Mac Stories wagt einen Blick auf die vor dem App Store, jenes Jahr, in dem auf dem iPhone nur native Apps von Apple (iTunes, Telefon, Kontakte, Fotos, Safari, Mail,...) und die Lösungen von Google (Karten, Youtube) liefen. Und vor allem diejenigen Web-Anwendungen, die Steve Jobs noch als "Sweet Solution" bezeichnet hatte und die man auch im Rückblick kaum als "süß" bezeichnen kann, sondern eher als "nervig". So waren die zur WWDC 2007 nach San Francisco gepilgerten Entwickler einen Monat vor dem Verkaufsstart des Wundergeräts auch nur mäßig beeindruckt von den Web-Apps, die Jobs und Scott Forstall vorführen. Eine andere Lösung musste her: Jailbreak. Schon im Oktober 2007 nahm das iPhone Dev ihre Arbeit auf und veröffentlichte Programme für den "Ausbruch" aus den von Apple gesetzten engen Schranken, Entwickler ließen ihre Phantasie blühen und entdeckten dabei fast nebenbei, wie gut sich das iPhone für Spiele eignete, die weit über das Niveau von Snake hinausreichten.

Immerhin erwähnte Steve Jobs bereits am 17. Oktober 2007 erstmals, dass ein vernünftiges SDK für das iPhone unterwegs sei, dieses brachte Apple dann auch im März 2008 heraus. Jailbreaking, was die einzige Methode war, um native Software neben der Apples auf das iPhone zu bringen, wurde womöglich deshalb nicht zum Massenphänomen. Denn es war ein wenig kompliziert und mit dem Risiko behaftet, das Telefon zu ruinieren – wenn man also aber nur ein wenig Geduld mitbrachte, konnte man auf das Risiko verzichten. Das Warten hat sich in jedem Fall gelohnt.

Auch für Apple hat sich das Angebot gelohnt, nicht nur für die Entwickler, wie Business Insider vorrechnet. Apple hat nach eigenen Angaben in den letzten zehn Jahren insgesamt 100 Milliarden US-Dollar an App-Anbieter ausbezahlt, so dürfte auch um die 40 Milliarden US-Dollar in den Kassen Cupertinos hängen geblieben sein.

In den vergangenen zehn Jahren habe sich der App Store zum vielfältigsten und zugänglichsten Software-Ökosystem entwickelt, was es auf der Welt gibt, meint auch Marco Arment, Entwickler von Overcast und langjähriger iOS-Entwickler.

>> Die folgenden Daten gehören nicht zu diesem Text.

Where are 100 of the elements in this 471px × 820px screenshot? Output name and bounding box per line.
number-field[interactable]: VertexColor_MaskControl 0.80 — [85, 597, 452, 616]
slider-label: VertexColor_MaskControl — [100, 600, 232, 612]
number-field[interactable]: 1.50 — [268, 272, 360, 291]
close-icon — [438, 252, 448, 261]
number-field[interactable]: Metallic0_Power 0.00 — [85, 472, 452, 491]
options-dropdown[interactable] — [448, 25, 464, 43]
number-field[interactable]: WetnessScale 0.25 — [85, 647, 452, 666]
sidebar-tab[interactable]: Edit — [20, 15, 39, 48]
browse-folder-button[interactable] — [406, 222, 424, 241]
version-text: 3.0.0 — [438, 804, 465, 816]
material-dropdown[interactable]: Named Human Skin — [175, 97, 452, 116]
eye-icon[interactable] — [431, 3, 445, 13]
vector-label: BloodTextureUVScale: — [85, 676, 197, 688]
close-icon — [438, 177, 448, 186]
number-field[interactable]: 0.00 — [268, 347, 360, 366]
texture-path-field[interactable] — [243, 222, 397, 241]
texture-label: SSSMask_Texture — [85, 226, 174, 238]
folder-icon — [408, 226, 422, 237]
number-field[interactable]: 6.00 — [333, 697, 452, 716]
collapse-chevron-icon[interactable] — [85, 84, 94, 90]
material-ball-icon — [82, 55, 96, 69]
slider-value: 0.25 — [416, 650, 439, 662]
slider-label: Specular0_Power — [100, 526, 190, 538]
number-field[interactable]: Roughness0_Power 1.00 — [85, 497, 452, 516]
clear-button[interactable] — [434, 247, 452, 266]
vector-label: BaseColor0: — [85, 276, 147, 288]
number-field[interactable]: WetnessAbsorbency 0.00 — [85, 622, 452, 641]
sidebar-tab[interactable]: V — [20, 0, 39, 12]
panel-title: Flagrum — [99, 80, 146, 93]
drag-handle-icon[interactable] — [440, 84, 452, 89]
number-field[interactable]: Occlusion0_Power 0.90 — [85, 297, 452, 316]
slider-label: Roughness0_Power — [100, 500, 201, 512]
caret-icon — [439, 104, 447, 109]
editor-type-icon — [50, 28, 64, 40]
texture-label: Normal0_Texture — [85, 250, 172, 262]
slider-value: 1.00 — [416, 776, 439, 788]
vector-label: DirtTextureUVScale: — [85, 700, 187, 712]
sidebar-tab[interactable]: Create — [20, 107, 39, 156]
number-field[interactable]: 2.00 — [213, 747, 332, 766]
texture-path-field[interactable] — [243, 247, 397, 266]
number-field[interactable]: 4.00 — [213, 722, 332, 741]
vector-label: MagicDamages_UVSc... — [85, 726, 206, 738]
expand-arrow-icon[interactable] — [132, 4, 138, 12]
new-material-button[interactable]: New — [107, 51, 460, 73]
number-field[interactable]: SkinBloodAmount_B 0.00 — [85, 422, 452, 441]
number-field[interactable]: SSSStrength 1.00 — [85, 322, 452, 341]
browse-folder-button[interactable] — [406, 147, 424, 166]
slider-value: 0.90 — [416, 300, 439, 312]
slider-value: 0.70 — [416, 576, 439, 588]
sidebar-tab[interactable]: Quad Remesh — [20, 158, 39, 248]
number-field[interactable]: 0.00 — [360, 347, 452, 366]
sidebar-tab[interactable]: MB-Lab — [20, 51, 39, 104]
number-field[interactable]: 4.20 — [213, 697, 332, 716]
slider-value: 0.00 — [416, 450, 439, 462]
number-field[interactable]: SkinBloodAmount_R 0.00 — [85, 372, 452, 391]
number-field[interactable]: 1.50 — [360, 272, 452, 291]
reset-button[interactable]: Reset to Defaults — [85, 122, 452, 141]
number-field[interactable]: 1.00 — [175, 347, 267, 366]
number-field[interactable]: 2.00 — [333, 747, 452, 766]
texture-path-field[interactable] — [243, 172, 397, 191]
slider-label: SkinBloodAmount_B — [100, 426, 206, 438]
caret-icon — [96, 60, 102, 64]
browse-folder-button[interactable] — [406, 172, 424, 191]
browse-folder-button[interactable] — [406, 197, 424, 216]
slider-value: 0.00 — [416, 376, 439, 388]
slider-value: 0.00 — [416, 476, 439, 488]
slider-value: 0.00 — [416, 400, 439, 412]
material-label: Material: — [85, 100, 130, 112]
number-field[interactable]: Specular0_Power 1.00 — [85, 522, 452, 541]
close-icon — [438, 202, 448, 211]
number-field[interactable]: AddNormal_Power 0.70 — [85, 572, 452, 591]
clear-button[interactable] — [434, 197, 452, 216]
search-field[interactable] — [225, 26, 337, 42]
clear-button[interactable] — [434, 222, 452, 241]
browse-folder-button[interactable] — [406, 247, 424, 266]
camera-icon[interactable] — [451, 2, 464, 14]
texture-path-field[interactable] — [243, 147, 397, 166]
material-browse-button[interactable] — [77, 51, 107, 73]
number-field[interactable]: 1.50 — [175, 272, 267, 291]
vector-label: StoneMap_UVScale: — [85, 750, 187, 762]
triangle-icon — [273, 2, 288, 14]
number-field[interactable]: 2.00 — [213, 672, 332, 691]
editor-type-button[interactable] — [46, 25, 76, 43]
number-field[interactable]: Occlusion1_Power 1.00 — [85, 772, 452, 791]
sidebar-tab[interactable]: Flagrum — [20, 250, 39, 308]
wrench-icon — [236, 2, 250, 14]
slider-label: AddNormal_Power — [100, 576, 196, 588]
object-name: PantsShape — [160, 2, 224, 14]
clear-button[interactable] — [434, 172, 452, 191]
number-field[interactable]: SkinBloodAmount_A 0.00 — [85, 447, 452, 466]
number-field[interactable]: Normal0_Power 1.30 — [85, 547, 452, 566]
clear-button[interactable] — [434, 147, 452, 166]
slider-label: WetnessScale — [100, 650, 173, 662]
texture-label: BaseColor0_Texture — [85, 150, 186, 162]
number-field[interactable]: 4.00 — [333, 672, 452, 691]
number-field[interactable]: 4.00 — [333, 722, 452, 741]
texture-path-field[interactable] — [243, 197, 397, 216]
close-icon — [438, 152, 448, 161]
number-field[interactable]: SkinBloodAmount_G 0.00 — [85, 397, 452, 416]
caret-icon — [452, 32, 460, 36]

Mithilfe der Apps konnten Nutzer erstmals auf völlig neue Art und Weise mit den Unternehmen kommunizieren und alltägliche Probleme lösen. Kaum vorzustellen, welchen Aufwand man noch vor 2008 und ohne entsprechende App auf sich nehmen musste, um seine Flug-, Bus- und Bahntickets, Hotelzimmerbuchungen oder Geschenkeinkäufe zu organisieren.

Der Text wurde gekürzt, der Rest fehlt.